Handout/Metropolitan Police/Getty Images
Stephen Lawrence was 18 years old when he was stabbed to death at a southeast London bus stop.

By Caolán Magee, CNN

London (CNN) — A new suspect has been named in the racist murder of Black teenager Stephen Lawrence in southeast London over 30 years ago.

Matthew White, who died in 2021, was named by London’s Metropolitan Police Service (Met) in a statement Monday which apologized for a “significant and regrettable error,” that meant key information about White was not properly followed up on.

The statement, issued in response to a BBC investigation released Monday into the Met’s mishandling of key inquiries, added that too many “mistakes” were made in the initial investigation of the murder.

Two men were sentenced to life in jail in 2012 for the murder, but “three or four other killers of Stephen Lawrence (are) at large,” according to the statement from the Met’s Deputy Assistant Commissioner Matt Ward.

Baroness Doreen Lawrence, Stephen’s mother, said in a statement to CNN that there should be “serious sanctions” against police officers who failed properly to investigate the murder of her son.

“Only when police officers lose their jobs can the public have confidence that failure and incompetence will not be tolerated and that change will happen,” she said.

Lawrence, an 18-year-old architecture student, was fatally stabbed at a bus stop by a gang of youths in April 1993. His friend, Duwayne Brooks, was also attacked but managed to escape.

Five teens were identified as being involved and were arrested, but none was successfully prosecuted at the time.

It took years of campaigning by Lawrence’s family until an inquest into his death in 1997 found that he was unlawfully killed in a “completely unprovoked racist attack by five white youths.”

Institutional racism uncovered

A wave of protests forced the then-government to commission an inquiry into the killing in 1999.

It found that the initial police investigation into the murder had been “marred by a combination of professional incompetence, institutional racism and a failure of leadership.”

In their statement Monday, the police said they had previously misidentified a relative of White who held key information into the killing and apologized for the “significant and regrettable error.”

The statement went on to outline how White was arrested twice, in 2000 and 2013, and stated that on both occasions prosecutors said there was no realistic prospect of conviction.

In February 2020, White was spoken to again by the investigation team but there was “insufficient witness or forensic evidence to progress further,” the statement said.
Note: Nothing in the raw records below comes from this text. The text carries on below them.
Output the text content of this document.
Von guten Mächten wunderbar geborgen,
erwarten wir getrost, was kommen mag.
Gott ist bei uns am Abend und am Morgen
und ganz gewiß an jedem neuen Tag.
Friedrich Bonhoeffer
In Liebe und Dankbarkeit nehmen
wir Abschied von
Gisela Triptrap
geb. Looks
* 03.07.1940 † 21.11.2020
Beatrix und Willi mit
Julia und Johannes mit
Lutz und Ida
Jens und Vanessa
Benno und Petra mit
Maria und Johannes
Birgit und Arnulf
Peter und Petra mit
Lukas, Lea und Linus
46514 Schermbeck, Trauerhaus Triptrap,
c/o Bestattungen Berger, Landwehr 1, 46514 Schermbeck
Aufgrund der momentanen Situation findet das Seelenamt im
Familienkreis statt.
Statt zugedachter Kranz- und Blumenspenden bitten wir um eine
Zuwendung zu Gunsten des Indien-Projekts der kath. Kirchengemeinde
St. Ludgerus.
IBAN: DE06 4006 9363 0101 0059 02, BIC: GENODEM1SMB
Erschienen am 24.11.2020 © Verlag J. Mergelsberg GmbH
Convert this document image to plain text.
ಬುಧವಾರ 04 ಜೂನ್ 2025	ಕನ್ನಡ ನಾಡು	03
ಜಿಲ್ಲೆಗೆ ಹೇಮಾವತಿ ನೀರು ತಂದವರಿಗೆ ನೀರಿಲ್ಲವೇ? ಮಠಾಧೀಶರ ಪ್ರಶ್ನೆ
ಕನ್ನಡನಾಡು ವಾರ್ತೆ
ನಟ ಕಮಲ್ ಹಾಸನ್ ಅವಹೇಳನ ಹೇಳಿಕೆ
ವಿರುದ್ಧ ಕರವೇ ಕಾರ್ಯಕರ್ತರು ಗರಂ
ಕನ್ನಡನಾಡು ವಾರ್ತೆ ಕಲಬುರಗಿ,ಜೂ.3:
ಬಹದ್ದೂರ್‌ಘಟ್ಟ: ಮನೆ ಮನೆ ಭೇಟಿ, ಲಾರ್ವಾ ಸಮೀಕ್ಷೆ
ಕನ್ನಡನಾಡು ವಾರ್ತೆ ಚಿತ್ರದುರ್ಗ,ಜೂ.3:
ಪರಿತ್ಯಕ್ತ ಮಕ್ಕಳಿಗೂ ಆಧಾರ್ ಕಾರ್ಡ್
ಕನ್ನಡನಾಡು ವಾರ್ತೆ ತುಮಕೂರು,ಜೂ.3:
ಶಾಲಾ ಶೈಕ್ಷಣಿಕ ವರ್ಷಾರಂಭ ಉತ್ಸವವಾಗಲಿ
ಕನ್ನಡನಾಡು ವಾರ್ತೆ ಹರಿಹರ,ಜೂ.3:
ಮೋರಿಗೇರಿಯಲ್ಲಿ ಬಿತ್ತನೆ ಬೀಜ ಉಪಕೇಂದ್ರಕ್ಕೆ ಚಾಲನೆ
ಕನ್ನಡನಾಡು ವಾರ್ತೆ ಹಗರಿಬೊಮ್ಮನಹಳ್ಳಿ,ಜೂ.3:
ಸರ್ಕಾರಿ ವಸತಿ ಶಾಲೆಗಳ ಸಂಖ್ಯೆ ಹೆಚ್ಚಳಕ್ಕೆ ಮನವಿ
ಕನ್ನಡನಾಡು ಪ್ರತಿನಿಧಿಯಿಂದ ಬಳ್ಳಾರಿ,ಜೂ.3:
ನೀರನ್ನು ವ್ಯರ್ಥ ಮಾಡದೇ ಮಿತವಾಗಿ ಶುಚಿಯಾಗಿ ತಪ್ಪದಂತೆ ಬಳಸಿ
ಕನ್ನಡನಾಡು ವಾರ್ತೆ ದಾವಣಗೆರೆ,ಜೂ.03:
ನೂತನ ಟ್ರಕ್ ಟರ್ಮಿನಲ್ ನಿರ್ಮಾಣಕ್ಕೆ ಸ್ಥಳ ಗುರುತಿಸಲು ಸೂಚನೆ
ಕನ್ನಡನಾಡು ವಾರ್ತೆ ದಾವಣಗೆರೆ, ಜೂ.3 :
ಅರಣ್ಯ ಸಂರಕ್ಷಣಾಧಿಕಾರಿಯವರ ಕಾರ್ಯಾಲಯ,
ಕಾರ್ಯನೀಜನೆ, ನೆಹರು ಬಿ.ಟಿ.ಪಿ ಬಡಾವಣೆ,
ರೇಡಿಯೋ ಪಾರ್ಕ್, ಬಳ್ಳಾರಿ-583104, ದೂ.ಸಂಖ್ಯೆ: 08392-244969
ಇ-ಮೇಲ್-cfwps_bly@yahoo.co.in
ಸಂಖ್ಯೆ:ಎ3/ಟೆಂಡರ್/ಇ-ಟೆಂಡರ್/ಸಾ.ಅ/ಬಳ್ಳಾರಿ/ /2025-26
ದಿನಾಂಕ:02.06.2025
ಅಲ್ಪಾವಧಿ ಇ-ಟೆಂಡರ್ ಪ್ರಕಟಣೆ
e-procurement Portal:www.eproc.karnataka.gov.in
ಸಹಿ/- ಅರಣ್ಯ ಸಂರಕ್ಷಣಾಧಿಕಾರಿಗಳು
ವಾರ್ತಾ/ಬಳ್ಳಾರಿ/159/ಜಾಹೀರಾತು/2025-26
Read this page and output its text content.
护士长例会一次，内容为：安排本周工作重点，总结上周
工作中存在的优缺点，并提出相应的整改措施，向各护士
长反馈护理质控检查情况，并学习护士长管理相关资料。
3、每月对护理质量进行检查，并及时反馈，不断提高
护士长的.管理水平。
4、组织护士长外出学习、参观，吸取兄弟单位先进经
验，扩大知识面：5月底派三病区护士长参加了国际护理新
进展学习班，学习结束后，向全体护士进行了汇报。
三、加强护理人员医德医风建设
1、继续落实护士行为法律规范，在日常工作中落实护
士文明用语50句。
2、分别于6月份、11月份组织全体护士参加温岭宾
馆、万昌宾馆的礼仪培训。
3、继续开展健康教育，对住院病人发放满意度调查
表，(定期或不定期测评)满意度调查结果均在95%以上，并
He died in August 2021, months before the police declared the murder investigation inactive and said there were no further lines of inquiry.

In May 2023, the Met commissioned a forensic review into the case.

Ward acknowledged in the Met’s statement Monday that “the impact of the racist murder of Stephen Lawrence and attack on Duwayne Brooks, and subsequent inquiries, continues to be felt throughout policing.”

He added: “On the 30th anniversary of Stephen’s murder, Commissioner Sir Mark Rowley apologized for our failings and I repeat that apology today.”

Baroness Lawrence said: “What is infuriating about this latest revelation is that the man who is said to have led the murderous attack on my son has evaded justice because of police failures and yet not a single police officer has faced or will ever face action.”

“It is too late for me and my family but at least I hope that victims in the future will not go through what we did,” she added.